What’s interesting here is DeMordaunt actually has serious opposition, in what might be the strongest Democratic legislative campaign in Idaho this year. Steve Berch, a consultant formerly of Hewlett-Packard, is running a well-worked-out contest in what looks like an impossible situation. How well he does, however well that is, is going to be studied closely. And should be.
The larger point is this: If Idaho Democrats are ever going to become even competitive with Republicans, one of the prerequisites will be winning in the Boise-area suburbs; the population center around Boise is not far from half of the state’s overall population, and if it turned Democratic the parties could be competitive in the state.
There’s ample Northwest precedent for this, of course. The switch of the Seattle and Portland suburbs from generally Republican to generally Democrats transformed Washington and Oregon politics. (Of course, we’ll see what happens this year.) Could it happen in Idaho too?
District 14 may be one of the tougher districts in the Boise area for Democrats to crack; there’s little apparent constituency for them. On the other hand, Democrat Walt Minnick won District 14, narrowly, in 2008. Does that indicate some willingness to look at a Democrat running a serious campaign?
Berch has been running hard, and outlined his campaign over coffee in Boise last week.

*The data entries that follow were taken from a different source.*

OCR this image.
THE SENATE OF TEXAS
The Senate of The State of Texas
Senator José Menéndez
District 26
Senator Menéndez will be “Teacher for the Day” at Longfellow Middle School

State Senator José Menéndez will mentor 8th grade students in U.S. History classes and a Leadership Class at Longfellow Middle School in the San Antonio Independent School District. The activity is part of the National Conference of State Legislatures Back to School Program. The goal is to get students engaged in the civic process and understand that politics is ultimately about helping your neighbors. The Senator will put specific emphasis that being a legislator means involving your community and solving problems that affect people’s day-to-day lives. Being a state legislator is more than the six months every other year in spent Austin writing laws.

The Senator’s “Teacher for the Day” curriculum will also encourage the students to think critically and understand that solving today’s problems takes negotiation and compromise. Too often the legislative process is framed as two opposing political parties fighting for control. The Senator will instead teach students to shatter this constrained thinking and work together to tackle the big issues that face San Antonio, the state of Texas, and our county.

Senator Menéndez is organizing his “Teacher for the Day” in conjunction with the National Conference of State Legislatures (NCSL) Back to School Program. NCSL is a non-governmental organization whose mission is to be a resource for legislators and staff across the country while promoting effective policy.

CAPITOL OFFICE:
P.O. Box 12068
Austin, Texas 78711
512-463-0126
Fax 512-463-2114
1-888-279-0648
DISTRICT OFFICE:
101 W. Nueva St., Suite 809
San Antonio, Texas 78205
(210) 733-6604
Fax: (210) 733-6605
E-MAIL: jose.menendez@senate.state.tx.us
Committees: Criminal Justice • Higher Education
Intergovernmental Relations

He has been campaigning full time since May, focusing on carefully targeted door to door campaigning, and on conversing at some length with the people he sees. He’s not folksy; the technocrat in him shows through. But so does his seriousness and willingness to study what he’s doing. His decades of living in the district, and years of work on neighborhood projects, and connections at HP (its main Idaho plant is in the district), could help. This may be the most serious, well-planned and thoroughly-executed campaign by a Democrat this district has ever seen.
Berch’s message isn’t exactly Republican-lite, either; he draws a distinction between his views and those of the Republicans in the area.
The question arises: Can a Democrat running this way win in an area that Republicans have simply assumed, for good reason, is theirs?
And no doubt they do. The race has generated some interest among Democrats, but less among Republicans. This is the home district not only of Labrador but of House Majority Leader Mike Moyle, who has been a leader among the more conservative members of the chamber (which is saying something). There’s been no meaningful competition there for many years.
There’s a possibility that’s a problem for them: Getting a reputation for taking the district for granted (which they probably do). Passing on debates, for example. From a press release Berch delivered this weekend:
The League of Women Voters of Idaho, with support from the Boise League of Women voters, invited Steve Berch and Reed DeMordaunt, candidates for House Seat 14B, to participate in a public debate. The invitation was made on September 25, 2010. Dr. Jim Weatherby, professor emeritus at Boise State University, agreed to moderate the debate which would be held at the Arts West School in Eagle at 7:00pm. The League proposed five dates to conduct the debate: October 20, 21, 22, 26, 27.
Steve Berch, the Democratic Party candidate, agreed to participate on any of the dates that were proposed. Reed DeMordaunt, the Republican Party candidate refused to participate, stating that “work, family, and previously scheduled campaign events” gave him few opportunities to meet for a one hour evening debate with over four week’s advance notice.
In response, Steve Berch issued the following statement:
Voters in District 14 should be concerned and dismayed by Mr. DeMordaunt’s refusal to participate in a debate hosted by the League of Women Voters and moderated by Dr. Jim Weatherby.
Mr. DeMordaunt appears to be taking voters for granted by not taking one hour of his time to explain himself and his position on the issues in a professional, neutral setting. I appreciate and respect the need for candidates to balance personal responsibilities with campaign obligations. But it appears unreasonable to me that Mr. DeMordaunt cannot make himself available for just one hour to appear before the public after being given one month’s notice. Voters have reason to question how much time Mr. DeMordaunt will commit himself to listening, respecting and representing them if he is elected.
I pledge to spend 100% of my time doing my job as Representative of the people while the legislature is in session. I will set aside my consulting business and work full-time trying to grow jobs and adequately fund education. I will fight to protect education from the 18% budget cuts that Mr. DeMordaunt’s party is preparing voters to expect next year.